(CN) – A Dallas restaurant did not steal the pay-per-view broadcast of a boxing match between Floyd Mayweather and Ricky Hatton, the 5th Circuit ruled.
On the night of the fight, Dec. 8, 2007, Greenville Avenue Pizza Co. paid Time Warner Cable $54.95 for the pay-per-view broadcast.
It did not advertise the fight and did not charge customers an entry fee.
J&J Sports Productions nevertheless filed suit against the restaurant’s owners, Mandell Family Ventures, under the Federal Communications Act, claiming that Mandell owed it a licensing fee.
A representative for Time Warner Cable, which is not a party to the lawsuit, said the restaurant’s authorized receipt of the broadcast was an inadvertent error on its part.
Ultimately, a federal judge granted J&J summary judgment and awarded $350 in statutory damages, plus more than $26,000 in attorneys’ fees.
A three-judge panel of the 5th Circuit reversed Friday, saying that a “safe harbor” provision under Section 553(a)(1) exempts customers from civil and criminal liability when they are given authorization from a cable operator.
“The text of the statute unambiguously states that liability extends only to the receipt of cable services not authorized by a cable operator,” Judge Catharina Haynes wrote for the New Orleans-based panel. “Therefore, in order for a cable customer to ensure that it is not criminally or civilly liable under §553(a)(1), it need only receive authorization from a cable operator for the cable services it receives.”
J&J failed to show that an authorized customer is still liable unless it takes the additional step of making sure the cable operator itself is properly licensed, according to the 12-page opinion.
The lower court “misconstrued” the safe harbor provision, Haynes added.
“Interpreting the safe harbor in this highly restrictive manner finds no support in the text of the statute,” the opinion states. “The statute does not hinge liability on the cable customer taking additional steps or the cable operator being licensed to distribute a broadcast: the exclusion from liability simply applies to those who receive authorization from a cable operator.”
Haynes also disagreed with J&J’s contention that Time Warner Cable did not authorize the broadcast of the fight because HBO distributed it. J&J said that a business-class service agreement then banned customers from showing premium channels, including HBO, in public areas.
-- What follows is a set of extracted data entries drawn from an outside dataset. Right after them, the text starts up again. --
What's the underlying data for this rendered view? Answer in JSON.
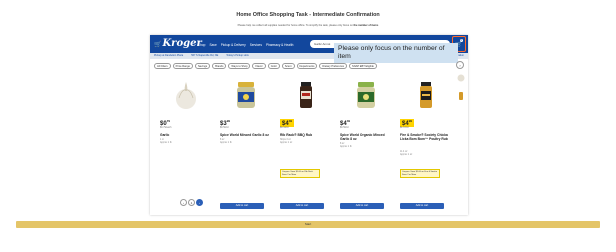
{
  "task": {
    "title": "Home Office Shopping Task - Intermediate Confirmation",
    "instruction_prefix": "Please help me collect all supplies needed for home office. To simplify the task, please only focus on",
    "instruction_bold": "the number of items"
  },
  "header": {
    "logo": "Kroger",
    "nav": [
      "Shop",
      "Save",
      "Pickup & Delivery",
      "Services",
      "Pharmacy & Health"
    ],
    "search_value": "Garlic Annot",
    "cart_count": "0"
  },
  "tooltip": {
    "text": "Please only focus on the number of item"
  },
  "subbar": {
    "left": "Pickup at Dandelion Plaza",
    "store": "567 S Naperville Rd, NE",
    "mid": "Today's Pickup slots",
    "right": "Weekly Ad",
    "far": "New Location"
  },
  "filters": [
    "All Filters",
    "Price Range",
    "Savings",
    "Brands",
    "Ways to Shop",
    "Flavor",
    "Color",
    "Scent",
    "Departments",
    "Dietary Preference",
    "SNAP EBT Eligible"
  ],
  "products": [
    {
      "price_main": "$0",
      "price_cents": "79",
      "sale": false,
      "unit": "$0.79/each",
      "name": "Garlic",
      "meta1": "1 ct",
      "meta2": "Approx 1 lb",
      "coupon": "",
      "add": "Add to cart"
    },
    {
      "price_main": "$3",
      "price_cents": "99",
      "sale": false,
      "unit": "$0.50/oz",
      "name": "Spice World Minced Garlic 8 oz",
      "meta1": "8 oz",
      "meta2": "Approx 1 lb",
      "coupon": "",
      "add": "Add to cart"
    },
    {
      "price_main": "$4",
      "price_cents": "49",
      "sale": true,
      "unit": "$0.34/oz",
      "name": "Rib Rack® BBQ Rub",
      "meta1": "Ships 3 oz",
      "meta2": "Approx 1 oz",
      "coupon": "Coupon: Save $1.00 on Rib Rack Save 2 or More",
      "add": "Add to cart"
    },
    {
      "price_main": "$4",
      "price_cents": "49",
      "sale": false,
      "unit": "$0.56/oz",
      "name": "Spice World Organic Minced Garlic 8 oz",
      "meta1": "8 oz",
      "meta2": "Approx 1 lb",
      "coupon": "",
      "add": "Add to cart"
    },
    {
      "price_main": "$4",
      "price_cents": "99",
      "sale": true,
      "unit": "$1.67/oz",
      "name": "Fire & Smoke® Society Chicka Licka Bom Bom™ Poultry Rub",
      "meta1": "11.4 oz",
      "meta2": "Approx 1 oz",
      "coupon": "Coupon: Save $1.00 on Fire & Smoke Save 2 or More",
      "add": "Add to cart"
    }
  ],
  "pager": [
    "‹",
    "1",
    "›"
  ],
  "start_label": "Start",
  "colors": {
    "kroger_blue": "#12479d",
    "sale_yellow": "#ffd400",
    "start_bar": "#e4c568",
    "add_button": "#2b5fb7"
  }
}
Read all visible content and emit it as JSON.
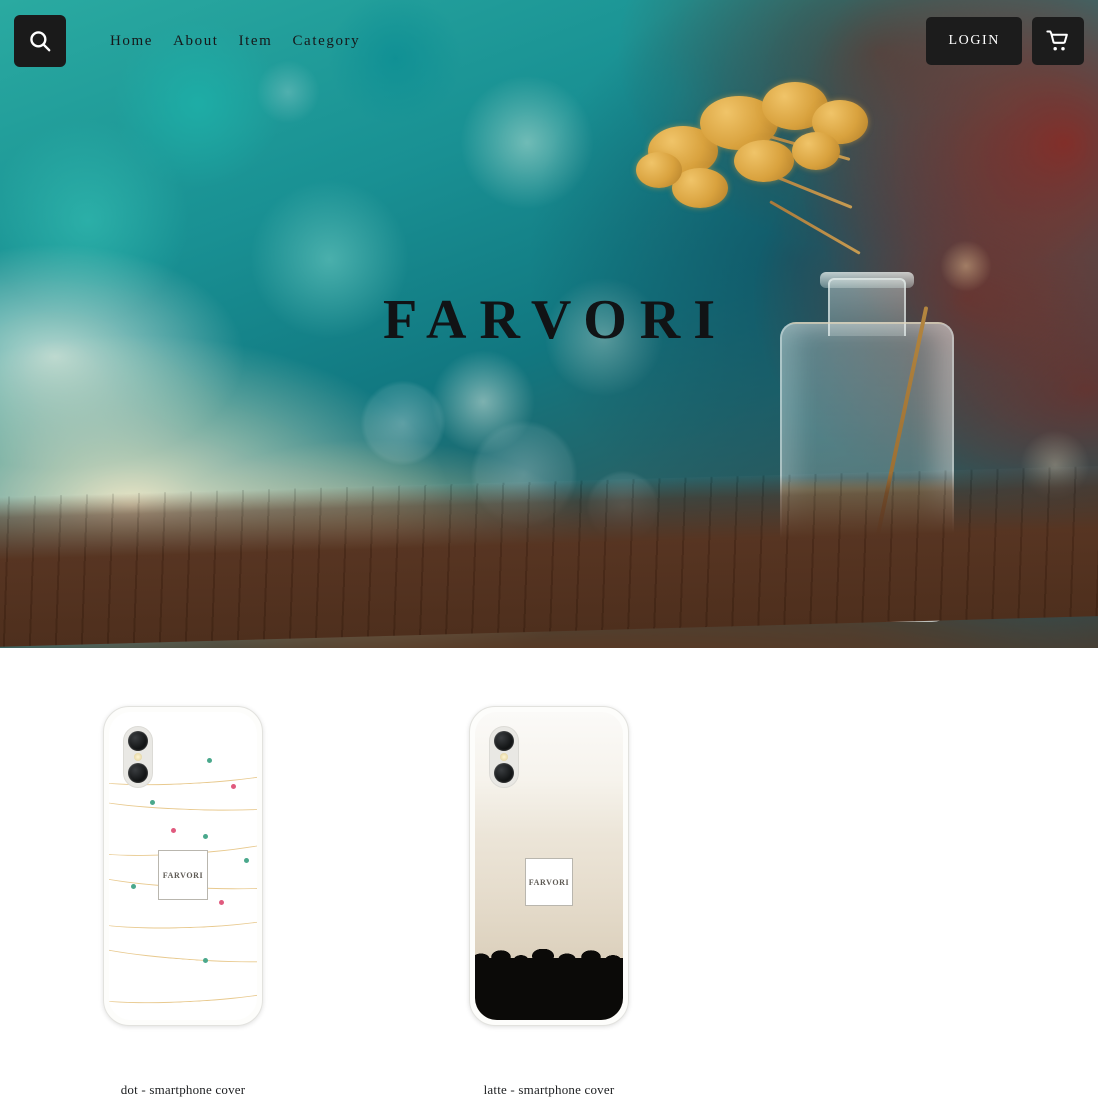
{
  "site": {
    "brand": "FARVORI"
  },
  "header": {
    "search_icon": "search-icon",
    "nav": [
      {
        "label": "Home"
      },
      {
        "label": "About"
      },
      {
        "label": "Item"
      },
      {
        "label": "Category"
      }
    ],
    "login_label": "LOGIN",
    "cart_icon": "shopping-cart-icon"
  },
  "hero": {
    "title": "FARVORI",
    "image_alt": "dried golden flowers in a glass bottle on a wooden table with teal painted background"
  },
  "products": [
    {
      "name": "dot - smartphone cover",
      "case_logo": "FARVORI",
      "style": "dot"
    },
    {
      "name": "latte - smartphone cover",
      "case_logo": "FARVORI",
      "style": "latte"
    }
  ],
  "colors": {
    "button_dark": "#1c1c1c",
    "button_text": "#ffffff",
    "nav_text": "#16181a",
    "hero_title": "#111315",
    "page_background": "#ffffff",
    "hero_teal": "#1d8f92",
    "hero_cream": "#f7ecCB",
    "hero_rust": "#962018",
    "case_gold_line": "#e8c98e",
    "case_dot_pink": "#e05a7e",
    "case_dot_green": "#4aa88c",
    "case_ink_black": "#0b0a08"
  }
}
“This language does not unambiguously encompass this situation because the fight was not shown on a traditional HBO subscription channel, but was delivered via a pay-per-view broadcast that the Defendants requested and purchased separately from TWC,” the opinion states. “Additionally, other language in the service agreement suggests that TWC obligated itself to ensure that the services it distributed to the defendants were authorized and made pursuant to the proper license.”
Summary judgment is also not appropriate under Section 605 of the communications act, the court found. Here the pay-per-view was originally broadcast to Time Warner via radio, which then rebroadcast it via cable to its customers.
It is undisputed in this case that the communications transferred to the restaurant were by cable, Haynes wrote. She refused to expand the section to include all things “incidental” to radio transmission.
“‘While this interpretation has been adopted by the 2nd Circuit, we agree with the 3rd and 7th Circuits that it “‘unacceptably blurs the line between radio and wire communications,’ which are separately defined terms that both refer to instrumentalities incidental to transmission of the communication,” the opinion states.
J&J has not returned a request for comment.